Hizo una larga pausa, observó plácido la concentración de sus alumnos y continuó:

–No son capaces de dominar su destino y se les hace imposible construir una realidad, que más allá de las condiciones externas, se guíe por su propia brújula. Sus circunstancias corresponden a una incontrolable y chúcara maza con vida propia, a bordo de la cual cuesta pensar y más difícil aún resulta el desarrollo de un propósito definido. A pesar de estar todo, no hay nada. Lo curioso es que esto, lejos de ser una pesadilla de la que no se pueda despertar, es una opción que se toma libremente y hace perder la calidad de individuo... ¿Por qué deciden algo tan estúpido?... La persona se pregunta cómo bajarse de esa cosa en la cual se siente atrapada, y por temor, su destino se fija más aun, sintiéndose parte de algo que ha tomado vida propia, y en un satánico juego, aprisionada, la lleva contra su voluntad.
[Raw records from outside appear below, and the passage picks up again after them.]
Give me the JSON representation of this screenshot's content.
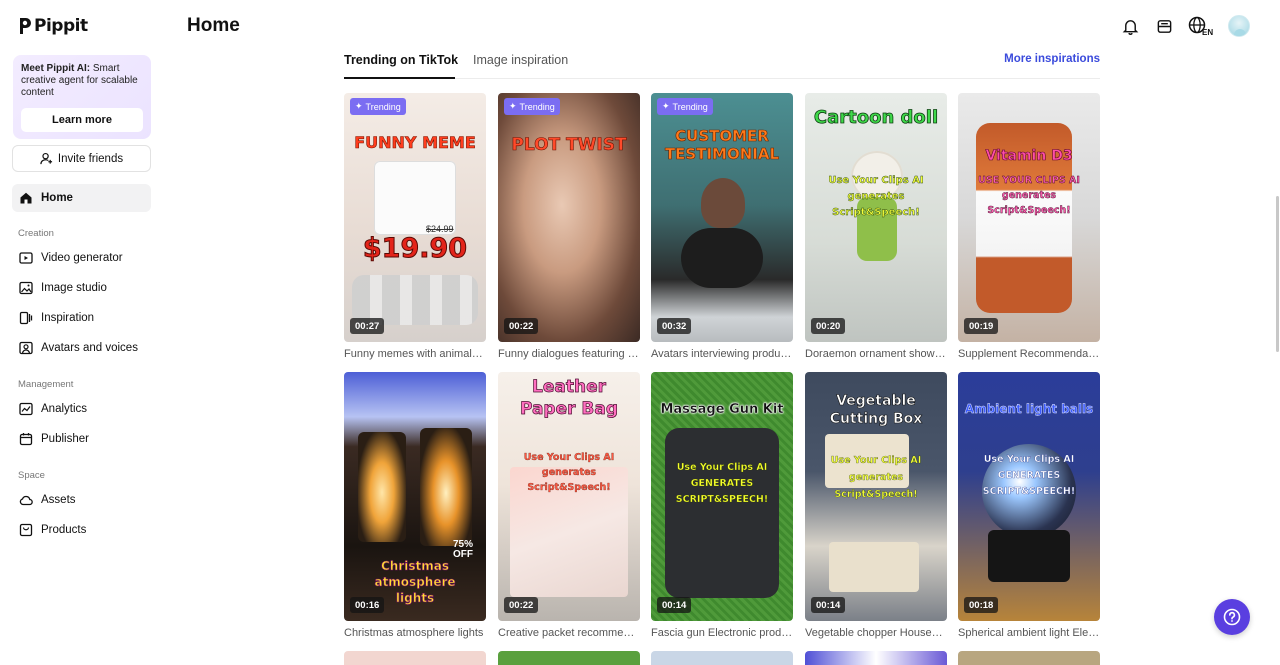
{
  "app": {
    "logo_text": "Pippit"
  },
  "sidebar": {
    "promo": {
      "bold": "Meet Pippit AI:",
      "text": " Smart creative agent for scalable content",
      "button": "Learn more"
    },
    "invite_label": "Invite friends",
    "home_label": "Home",
    "sections": [
      {
        "label": "Creation",
        "items": [
          "Video generator",
          "Image studio",
          "Inspiration",
          "Avatars and voices"
        ]
      },
      {
        "label": "Management",
        "items": [
          "Analytics",
          "Publisher"
        ]
      },
      {
        "label": "Space",
        "items": [
          "Assets",
          "Products"
        ]
      }
    ]
  },
  "header": {
    "title": "Home",
    "lang": "EN"
  },
  "tabs": {
    "items": [
      "Trending on TikTok",
      "Image inspiration"
    ],
    "more": "More inspirations"
  },
  "cards": [
    {
      "badge": "Trending",
      "overlay": "FUNNY MEME",
      "overlay2": "$19.90",
      "price_old": "$24.99",
      "duration": "00:27",
      "caption": "Funny memes with animals promoting products"
    },
    {
      "badge": "Trending",
      "overlay": "PLOT TWIST",
      "overlay2": "",
      "duration": "00:22",
      "caption": "Funny dialogues featuring product twists"
    },
    {
      "badge": "Trending",
      "overlay": "CUSTOMER TESTIMONIAL",
      "overlay2": "",
      "duration": "00:32",
      "caption": "Avatars interviewing product users"
    },
    {
      "badge": "",
      "overlay": "Cartoon doll",
      "overlay2": "Use Your Clips AI generates Script&Speech!",
      "duration": "00:20",
      "caption": "Doraemon ornament showcase video"
    },
    {
      "badge": "",
      "overlay": "Vitamin D3",
      "overlay2": "USE YOUR CLIPS AI generates Script&Speech!",
      "duration": "00:19",
      "caption": "Supplement Recommendation video"
    },
    {
      "badge": "",
      "overlay": "Christmas atmosphere lights",
      "overlay2": "75% OFF",
      "duration": "00:16",
      "caption": "Christmas atmosphere lights"
    },
    {
      "badge": "",
      "overlay": "Leather Paper Bag",
      "overlay2": "Use Your Clips AI generates Script&Speech!",
      "duration": "00:22",
      "caption": "Creative packet recommendation video"
    },
    {
      "badge": "",
      "overlay": "Massage Gun Kit",
      "overlay2": "Use Your Clips AI GENERATES SCRIPT&SPEECH!",
      "duration": "00:14",
      "caption": "Fascia gun Electronic products video"
    },
    {
      "badge": "",
      "overlay": "Vegetable Cutting Box",
      "overlay2": "Use Your Clips AI generates Script&Speech!",
      "duration": "00:14",
      "caption": "Vegetable chopper Household video"
    },
    {
      "badge": "",
      "overlay": "Ambient light balls",
      "overlay2": "Use Your Clips AI GENERATES SCRIPT&SPEECH!",
      "duration": "00:18",
      "caption": "Spherical ambient light Electronics video"
    }
  ],
  "colors": {
    "accent": "#5a3fe0",
    "link": "#3b4bdc",
    "badge": "#7b6df2"
  }
}
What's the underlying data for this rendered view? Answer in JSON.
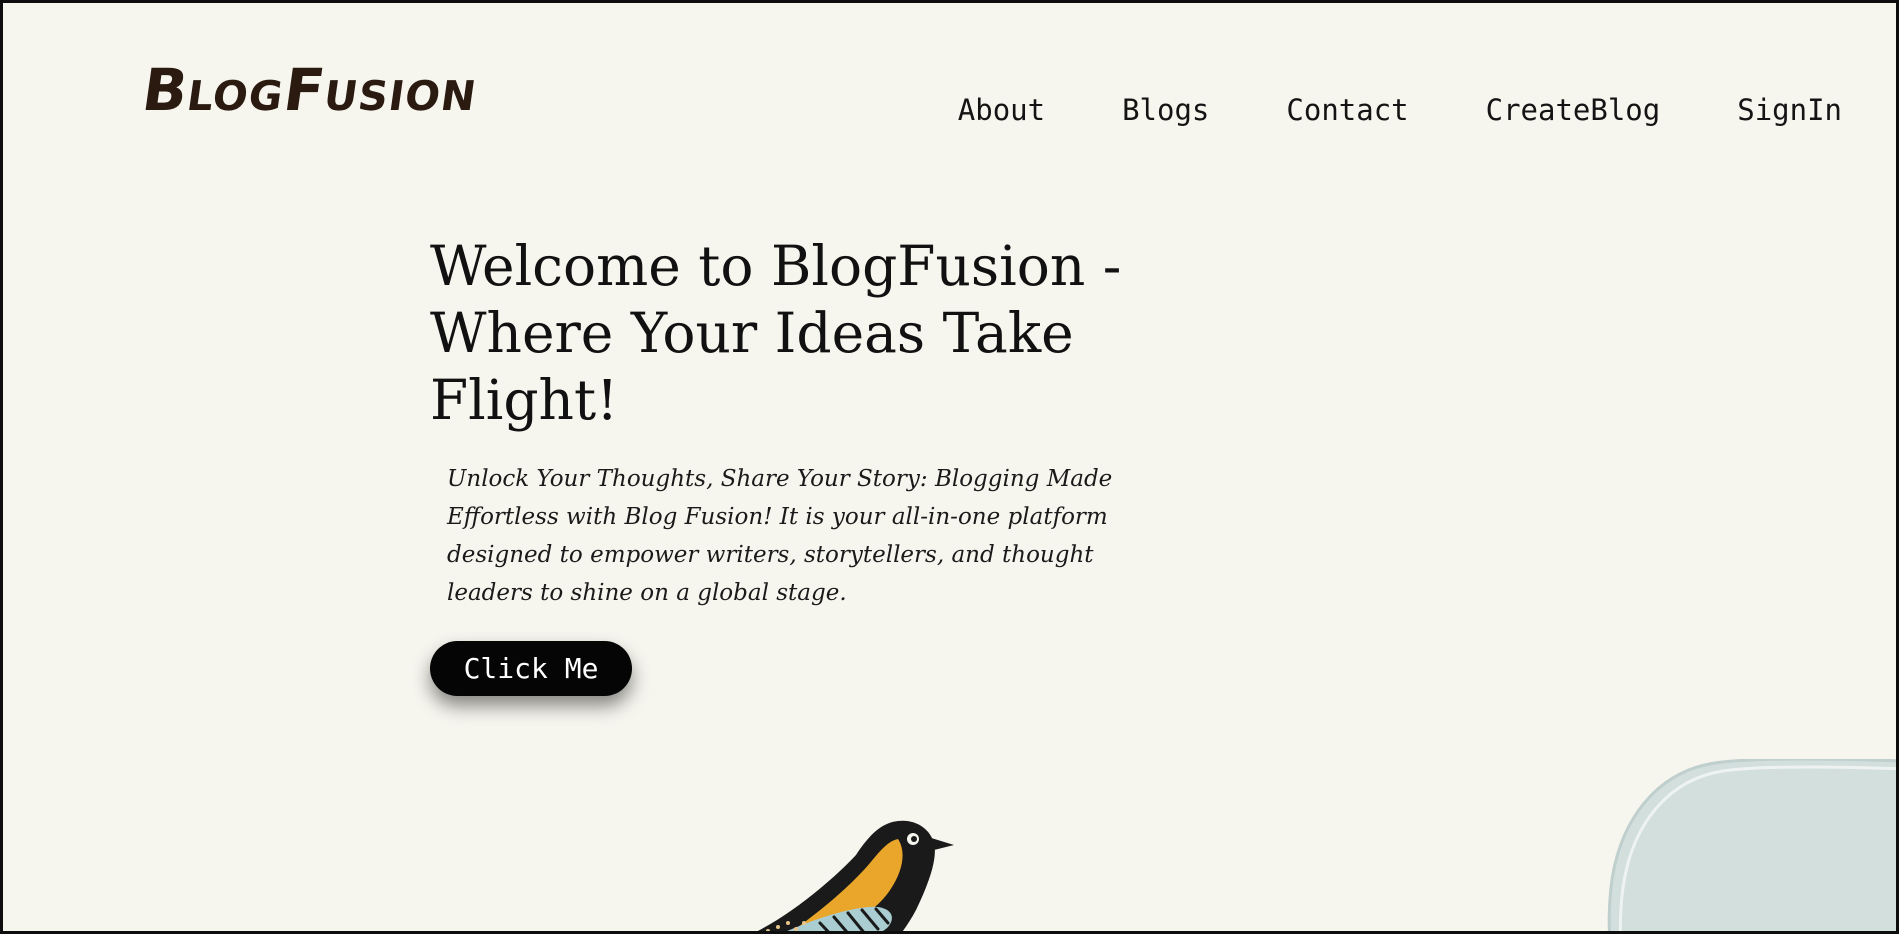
{
  "brand": {
    "logo_text": "BlogFusion"
  },
  "nav": {
    "items": [
      "About",
      "Blogs",
      "Contact",
      "CreateBlog",
      "SignIn"
    ]
  },
  "hero": {
    "title": "Welcome to BlogFusion - Where Your Ideas Take Flight!",
    "subtitle": "Unlock Your Thoughts, Share Your Story: Blogging Made Effortless with Blog Fusion! It is your all-in-one platform designed to empower writers, storytellers, and thought leaders to shine on a global stage.",
    "cta_label": "Click Me"
  },
  "decorations": {
    "bird": "bird-illustration",
    "blob": "cloud-blob-shape"
  },
  "colors": {
    "background": "#f6f5ee",
    "text": "#111111",
    "button_bg": "#050505",
    "button_text": "#ffffff",
    "blob": "#d2dfdd",
    "bird_orange": "#e9a62a",
    "bird_blue": "#a9cdd0"
  }
}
No hay motivos para ser perseverante y los sueños se desintegran antes de ofrecer una opción válida.
Volvió a detenerse, y luego de repasar con la mirada a sus alumnos, preguntó:

–¿Qué piensan ustedes, jóvenes?
Y sin dar lugar a recibir una respuesta, prosiguió apasionado:
-Es como perder el apetito, sin la capacidad de proyectarse en el tiempo ni crear imágenes que le permitan visualizarse más allá de sus propias cadenas. Es como dejar de existir, aunque sin epitafio, fecha ni un lugar en el cementerio. Una persona en dichas condiciones me la imagino con los ojos fijos, extraviados, carentes de brillo, sin esperanzas, con la fe desintegrada y la mirada perdida en algún rincón, sin potencial de lucha y situada ahí, sólo ahí, sola frente a su destino, controlada por las circunstancias, observante, sin actuar, tampoco hacer nada para que se produzca un cambio. Este tipo de personas deja de generar ideas útiles que puedan ser organizadas y convertidas en un plan de acción, olvida sus sueños y por ende el deseo de luchar por convertirlos en realidad. En el jardín de su mente ha dejado de sembrar y con el tiempo, no tendrá qué cosechar. ¿Piensan ustedes que una persona así puede hacer planes definidos y lograr lo que desea si ni siquiera sabe qué es?, ¿la consideran competente para proyectarse y creer que sus sueños son posibles de alcanzar? El deseo, jóvenes, es el punto inicial de todo logro. Quien quiera tener éxito en la vida, debe visualizar un algo impregnado con un estado mental vehemente que llegue a convertirse en una obsesión. Después, planificará formas y medios definidos para alcanzarlo y actuará con perseverancia, sin aceptar la menor posibilidad de fracasar. Se debe estar decidido a conseguir lo que se ha propuesto y no ceder hasta lograrlo: ¡Es el camino del éxito, señores! El hombre común abandona las empresas que se ha propuesto, cuando la frustración se adueña de su ser, en situación de que los mayores resultados surgen un paso más allá de ese punto...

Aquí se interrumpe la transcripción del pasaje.